Rhany Chairunissa Rufinaldo
14 Agustus 2018•Update: 14 Agustus 2018
Cuneyt Celik
KARS, Turki
Organisasi Pendidikan, Keilmuan, dan Kebudayaan Perserikatan Bangsa-Bangsa (UNESCO) mengungkapkan bahwa Turki telah menggali sebagian besar dinding situs arkeologi Ani, yang juga dikenal sebagai "kota dunia" dan "tempat lahir peradaban" di timur laut Turki.
Menurut situs UNESCO, Ani, yang berada di sebelah perbatasan tertutup dengan Armenia, adalah ibu kota kerajaan Armenia, Bagratides, pada abad ke-10.

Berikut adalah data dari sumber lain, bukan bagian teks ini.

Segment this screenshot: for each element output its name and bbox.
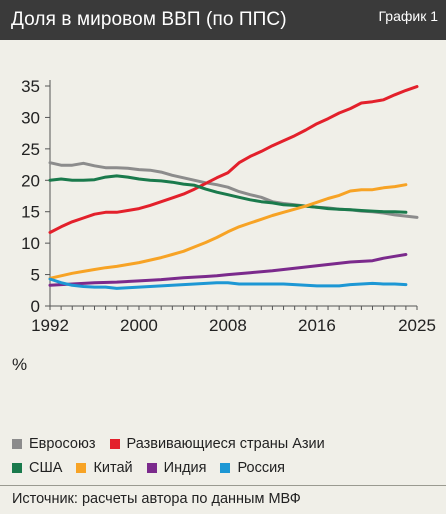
legend-item: США <box>12 460 62 476</box>
legend-label: США <box>29 460 63 476</box>
y-tick-label: 30 <box>21 108 40 127</box>
series-line-Китай <box>48 183 408 280</box>
x-tick-label: 2025 <box>398 316 436 335</box>
y-tick-label: 35 <box>21 77 40 96</box>
legend-swatch <box>109 439 120 449</box>
chart-lines <box>48 85 419 290</box>
legend-row: Евросоюз Развивающиеся страны Азии <box>12 432 339 456</box>
x-tick-label: 2016 <box>298 316 336 335</box>
series-line-Индия <box>48 253 408 287</box>
source-note: Источник: расчеты автора по данным МВФ <box>0 485 446 514</box>
y-tick-label: 10 <box>21 234 40 253</box>
legend-label: Россия <box>237 460 286 476</box>
series-line-Россия <box>48 277 408 290</box>
legend-swatch <box>76 463 87 473</box>
legend-item: Индия <box>146 460 207 476</box>
legend-swatch <box>146 463 157 473</box>
legend-item: Развивающиеся страны Азии <box>109 436 325 452</box>
chart-header: Доля в мировом ВВП (по ППС) График 1 <box>0 0 446 40</box>
legend-swatch <box>12 463 22 473</box>
x-tick-label: 2000 <box>120 316 158 335</box>
y-axis-unit-label: % <box>12 355 27 374</box>
legend-label: Индия <box>163 460 207 476</box>
y-tick-label: 20 <box>21 171 40 190</box>
y-tick-label: 5 <box>31 266 40 285</box>
legend-item: Россия <box>220 460 285 476</box>
legend-item: Китай <box>76 460 133 476</box>
y-tick-label: 0 <box>31 297 40 316</box>
legend-label: Китай <box>93 460 133 476</box>
chart-legend: Евросоюз Развивающиеся страны Азии США Кита… <box>12 432 339 480</box>
y-tick-label: 25 <box>21 140 40 159</box>
legend-swatch <box>12 439 22 449</box>
series-line-Развивающиеся страны Азии <box>48 85 419 234</box>
source-text: Источник: расчеты автора по данным МВФ <box>12 491 301 507</box>
chart-number-label: График 1 <box>378 8 438 24</box>
chart-title: Доля в мировом ВВП (по ППС) <box>11 9 287 30</box>
x-tick-label: 2008 <box>209 316 247 335</box>
legend-label: Евросоюз <box>29 436 96 452</box>
y-tick-label: 15 <box>21 203 40 222</box>
x-tick-label: 1992 <box>31 316 69 335</box>
series-line-США <box>48 174 408 214</box>
legend-row: США Китай Индия Россия <box>12 456 339 480</box>
legend-swatch <box>220 463 231 473</box>
legend-label: Развивающиеся страны Азии <box>126 436 325 452</box>
legend-item: Евросоюз <box>12 436 96 452</box>
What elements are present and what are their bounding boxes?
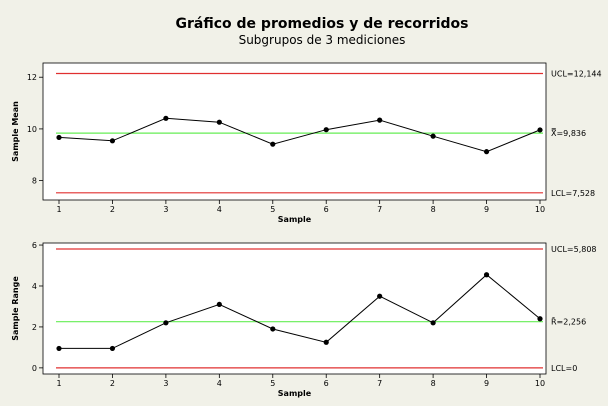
range-x-tick-label: 1 bbox=[56, 379, 61, 388]
range-data-point bbox=[56, 345, 62, 352]
range-y-tick-label: 6 bbox=[32, 241, 37, 250]
range-data-point bbox=[377, 293, 383, 299]
range-x-tick-label: 5 bbox=[270, 379, 275, 388]
range-data-point bbox=[216, 301, 222, 308]
xbar-x-tick-label: 7 bbox=[377, 205, 382, 214]
range-y-tick-label: 2 bbox=[32, 323, 37, 332]
range-x-tick-label: 2 bbox=[110, 379, 115, 388]
range-x-tick-label: 10 bbox=[535, 379, 545, 388]
range-x-tick-label: 3 bbox=[163, 379, 168, 388]
range-x-tick-label: 6 bbox=[324, 379, 329, 388]
range-x-axis-label: Sample bbox=[278, 389, 312, 398]
chart-title: Gráfico de promedios y de recorridos bbox=[176, 16, 469, 32]
xbar-data-point bbox=[323, 127, 329, 133]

"Kota abad pertengahan ini merepresentasikan struktur pemukiman, agama dan militer, karakteristik urbanisme abad pertengahan yang dibangun selama berabad-abad oleh dinasti Kristen dan kemudian dinasti Muslim," katanya.
"Situs ini menyajikan tinjauan komprehensif tentang evolusi arsitektur abad pertengahan melalui contoh-contoh dari hampir semua inovasi arsitektur yang beragam di wilayah tersebut antara abad ke-7 sampai 13," katanya.
UNESCO menambahkan kota kuno ini ke dalam daftar Warisan Dunia pada 2016.
"Jumlah wisatawan meningkat 300 persen setelah Ani ditambahkan ke daftar warisan budaya UNESCO," kata Direktur Kebudayaan dan Pariwisata Provinsi Kars Hakan Doganay kepada Anadolu Agency.
Profesor Fahriye Bayram dari Departemen Arkeologi Universitas Pamukkale mengatakan, "Kami telah melakukan penggalian sejak 2012 di Ani. Sebagian besar tembok digali baru-baru ini."
"Gundukan tanah biasanya turun menjadi 5-6 meter. Oleh karena itu, pekerjaan penggalian akan sedikit melambat. Kami membersihkan benteng dan tembok," Bayram menambahkan.